After dinner, we all spent the rest of the evening playing Rock Band. And by evening, I mean into the morning. I woke up late the next morning to visit Dahlia Bakery (Tom Douglas establishment number four) and to sample their potato bread.
It may be humble looking, but this is some of the best bread I’ve ever head. Crunchy on the outside, and ever-so-tender on the inside.
I finished just in time to meet friends for lunch at Jamjuree, a Thai restaurant in their neighborhood. (Basically, we came to Seattle to eat.) After we’d sufficiently stuffed ourselves with pad see ew and yellow chicken curry, I was dropped off at the airport. Aside from the four-hour delay I endured on the runway while waiting for our plane to be de-iced and for it to be safe for takeoff (it began snowing like crazy right when our flight was scheduled to leave), it was a fantastic trip. Seattle may be too cold for me to ever settle down in, but I’m more than happy to make the trip for excessive amounts of Rock Band and restaurants.
Part of the reason why I’d wanted to take a trip so badly is because I sorely needed a break, and a relaxing one at that. I wanted the pace of this vacation to be slower than most, so it was okay that I slept in our second morning in Seattle. At around noon, I finally got on my way and walked to the piers, where I was going to take the ferry to Bainbridge Island.
I should mention that Seattle in the winter is bitingly cold (well, at least to me) and even colder while on a windy ferry. Internet, I think even my eyelashes went numb during the ferry ride. It was worth it, though, because the view of Bainbridge Island was beautiful.

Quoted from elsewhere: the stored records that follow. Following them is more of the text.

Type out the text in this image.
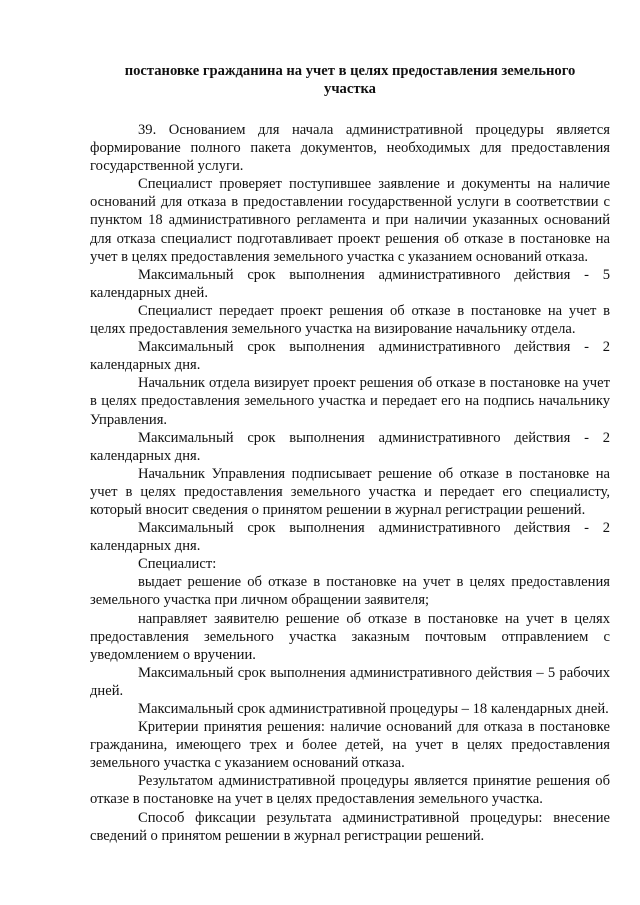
постановке гражданина на учет в целях предоставления земельного
участка

39. Основанием для начала административной процедуры является формирование полного пакета документов, необходимых для предоставления государственной услуги.

Специалист проверяет поступившее заявление и документы на наличие оснований для отказа в предоставлении государственной услуги в соответствии с пунктом 18 административного регламента и при наличии указанных оснований для отказа специалист подготавливает проект решения об отказе в постановке на учет в целях предоставления земельного участка с указанием оснований отказа.

Максимальный срок выполнения административного действия - 5 календарных дней.

Специалист передает проект решения об отказе в постановке на учет в целях предоставления земельного участка на визирование начальнику отдела.

Максимальный срок выполнения административного действия - 2 календарных дня.

Начальник отдела визирует проект решения об отказе в постановке на учет в целях предоставления земельного участка и передает его на подпись начальнику Управления.

Максимальный срок выполнения административного действия - 2 календарных дня.

Начальник Управления подписывает решение об отказе в постановке на учет в целях предоставления земельного участка и передает его специалисту, который вносит сведения о принятом решении в журнал регистрации решений.

Максимальный срок выполнения административного действия - 2 календарных дня.

Специалист:

выдает решение об отказе в постановке на учет в целях предоставления земельного участка при личном обращении заявителя;

направляет заявителю решение об отказе в постановке на учет в целях предоставления земельного участка заказным почтовым отправлением с уведомлением о вручении.

Максимальный срок выполнения административного действия – 5 рабочих дней.

Максимальный срок административной процедуры – 18 календарных дней.

Критерии принятия решения: наличие оснований для отказа в постановке гражданина, имеющего трех и более детей, на учет в целях предоставления земельного участка с указанием оснований отказа.

Результатом административной процедуры является принятие решения об отказе в постановке на учет в целях предоставления земельного участка.

Способ фиксации результата административной процедуры: внесение сведений о принятом решении в журнал регистрации решений.
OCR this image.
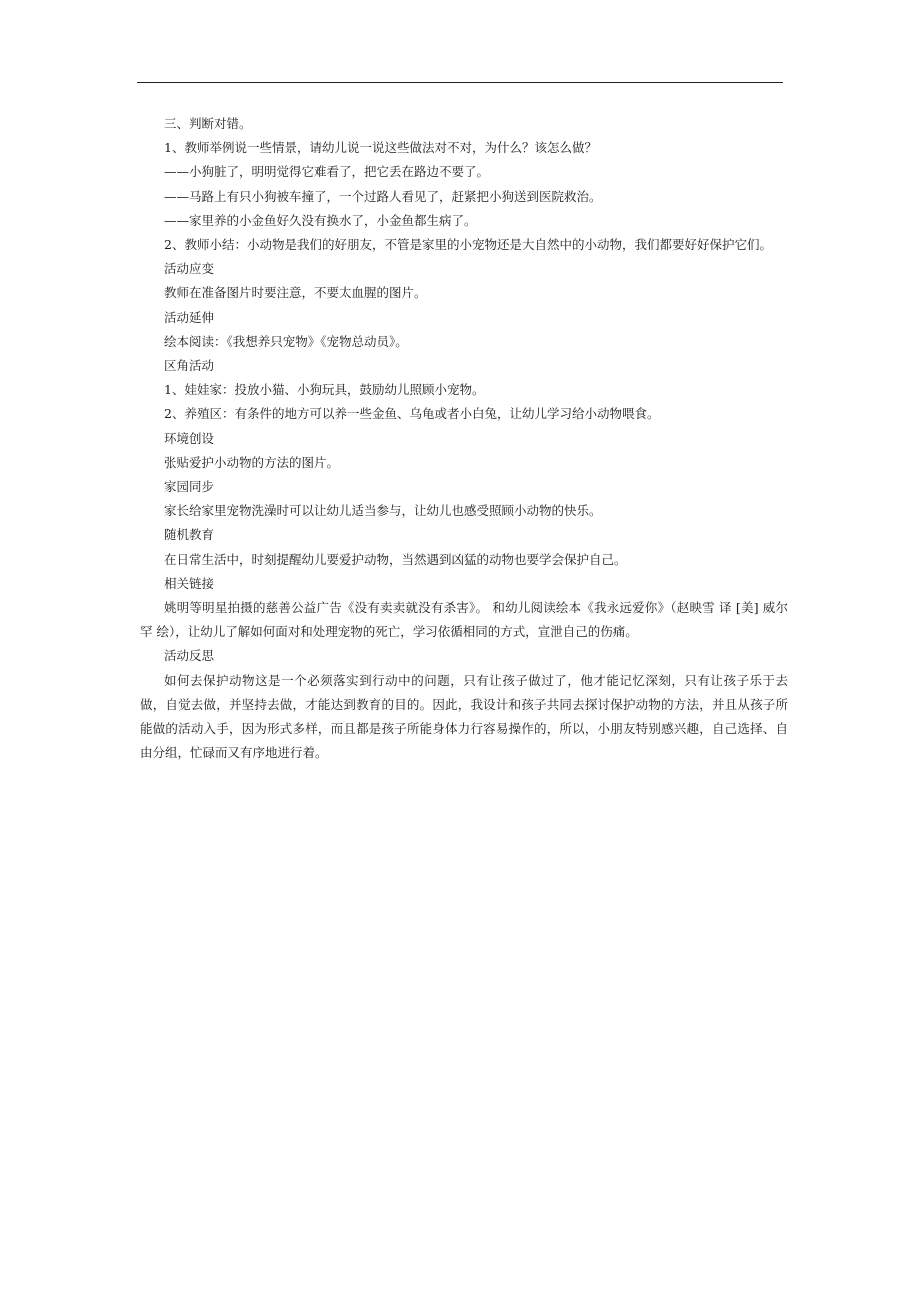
三、判断对错。
1、教师举例说一些情景，请幼儿说一说这些做法对不对，为什么？该怎么做？
——小狗脏了，明明觉得它难看了，把它丢在路边不要了。
——马路上有只小狗被车撞了，一个过路人看见了，赶紧把小狗送到医院救治。
——家里养的小金鱼好久没有换水了，小金鱼都生病了。
2、教师小结：小动物是我们的好朋友，不管是家里的小宠物还是大自然中的小动物，我们都要好好保护它们。
活动应变
教师在准备图片时要注意，不要太血腥的图片。
活动延伸
绘本阅读：《我想养只宠物》《宠物总动员》。
区角活动
1、娃娃家：投放小猫、小狗玩具，鼓励幼儿照顾小宠物。
2、养殖区：有条件的地方可以养一些金鱼、乌龟或者小白兔，让幼儿学习给小动物喂食。
环境创设
张贴爱护小动物的方法的图片。
家园同步
家长给家里宠物洗澡时可以让幼儿适当参与，让幼儿也感受照顾小动物的快乐。
随机教育
在日常生活中，时刻提醒幼儿要爱护动物，当然遇到凶猛的动物也要学会保护自己。
相关链接
姚明等明星拍摄的慈善公益广告《没有卖卖就没有杀害》。 和幼儿阅读绘本《我永远爱你》（赵映雪 译 [美] 威尔罕 绘），让幼儿了解如何面对和处理宠物的死亡，学习依循相同的方式，宣泄自己的伤痛。
活动反思
如何去保护动物这是一个必须落实到行动中的问题，只有让孩子做过了，他才能记忆深刻，只有让孩子乐于去做，自觉去做，并坚持去做，才能达到教育的目的。因此，我设计和孩子共同去探讨保护动物的方法，并且从孩子所能做的活动入手，因为形式多样，而且都是孩子所能身体力行容易操作的，所以，小朋友特别感兴趣，自己选择、自由分组，忙碌而又有序地进行着。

Once I got to the island, I must have taken a wrong turn somewhere, because the “scenic hike” looked pretty deserted and not all that scenic. Eh, I came to Bainbridge Island for the ferry ride anyway, so I soon turned back around and caught the next departure back to Seattle.
Back in Seattle, I visited Pike Place Market. It felt more touristy than the last time I’d been there a few years ago, but it was still fun to walk around and admire the seafood and artisinal foods.
I was getting hungry, so afterwards I met with friends to have some cocktails and try out Serious Pie, Tom Douglas’ pizzeria. We each chose a different pizza and exchanged slices and honestly, I don’t think we could have chosen any better.
Between the four of us, we chose the elk sausage, caramelized onions and rustico; the Yukon gold potato, rosemary and olive oil; the cherry bomb peppers and sweet fennel sausage; and the guanciale, soft egg and baby arugula. They were all distinctly different, delicious and the crust was out of this world. The ambience made it even better, with a warm interior, long wooden bar tables, and cured meats hanging from the ceiling. If you’re visiting Seattle soon, I can’t recommend Serious Pie enough.
Full, warm and happy, I stumbled back to my hotel, conveniently across the street, and called it a night.